Grande Encyclopédie Larousse 1971-1976Éd. 1971-1976
M

Martinique (suite)

L’histoire

Christophe Colomb débarqua à la Martinique le 15 juin 1502 au cours de son quatrième voyage en Amérique. À l’exception de quelques navires qui y relâchaient pour faire de l’eau, l’île fut peu visitée durant le xvie s. Au début du xviie s. des navigateurs français naufragés y séjournèrent durant quelques années, mais il fallut attendre 1635 pour voir la France y commencer son œuvre de colonisation.

Celle-ci fut entreprise à l’instigation de la Compagnie des îles d’Amérique (créée en 1626), qui chargea deux Français, Léonard de L’Olive et Jean Duplessis d’Ossonville, de la coloniser, mais ceux-ci lui préférèrent la Guadeloupe. C’est alors (1635-1636) que Pierre Belain d’Esnambuc (1585-1637), gouverneur de l’île Saint-Christophe, débarqua à la Martinique, où il construisit le fort Saint-Pierre pour résister aux attaques des Caraïbes (1635).

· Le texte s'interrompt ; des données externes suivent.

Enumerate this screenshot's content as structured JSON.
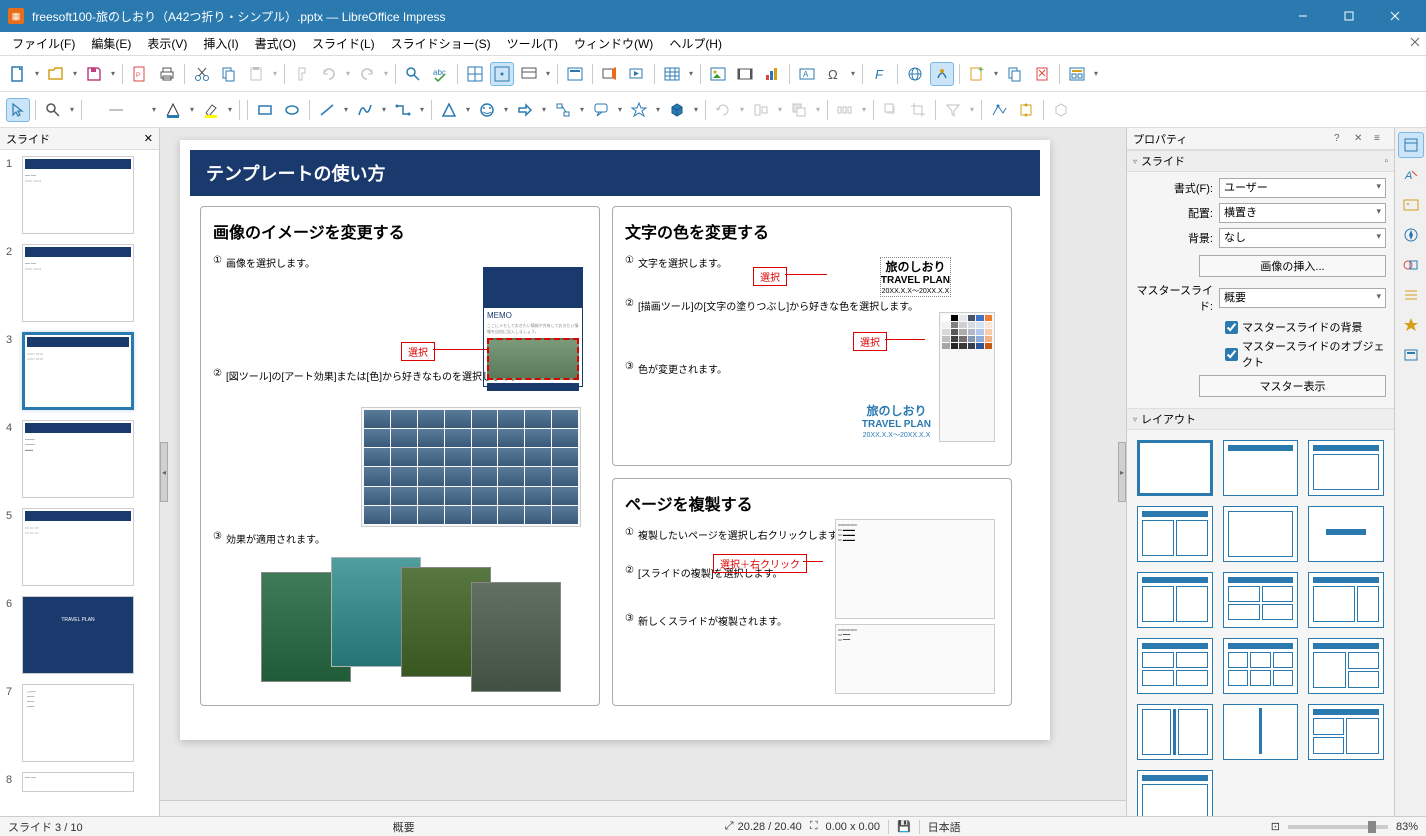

Mais c’est le neveu de Belain d’Esnambuc, Jacques Du Parquet, gouverneur de 1637 à 1658, qui fut le véritable organisateur de l’île ; grâce à ses grandes qualités d’administrateur, la Martinique se développa rapidement. Jacques Du Parquet s’efforça de maintenir la paix avec les indigènes, mais ceux-ci se révoltèrent à la fin de son gouvernement. Il sut attirer de nombreux Français de métropole et accueillir habilement des juifs hollandais chassés du Brésil après sa reconquête par les Portugais, qui firent bénéficier l’île de leur expérience pour extraire le sucre du jus de canne. Le gouverneur favorisa la culture de la canne à sucre, qui devint la grande richesse de l’île ; il construisit plusieurs forts et il colonisa également les petites îles voisines de Sainte-Lucie, la Grenade et les Grenadines.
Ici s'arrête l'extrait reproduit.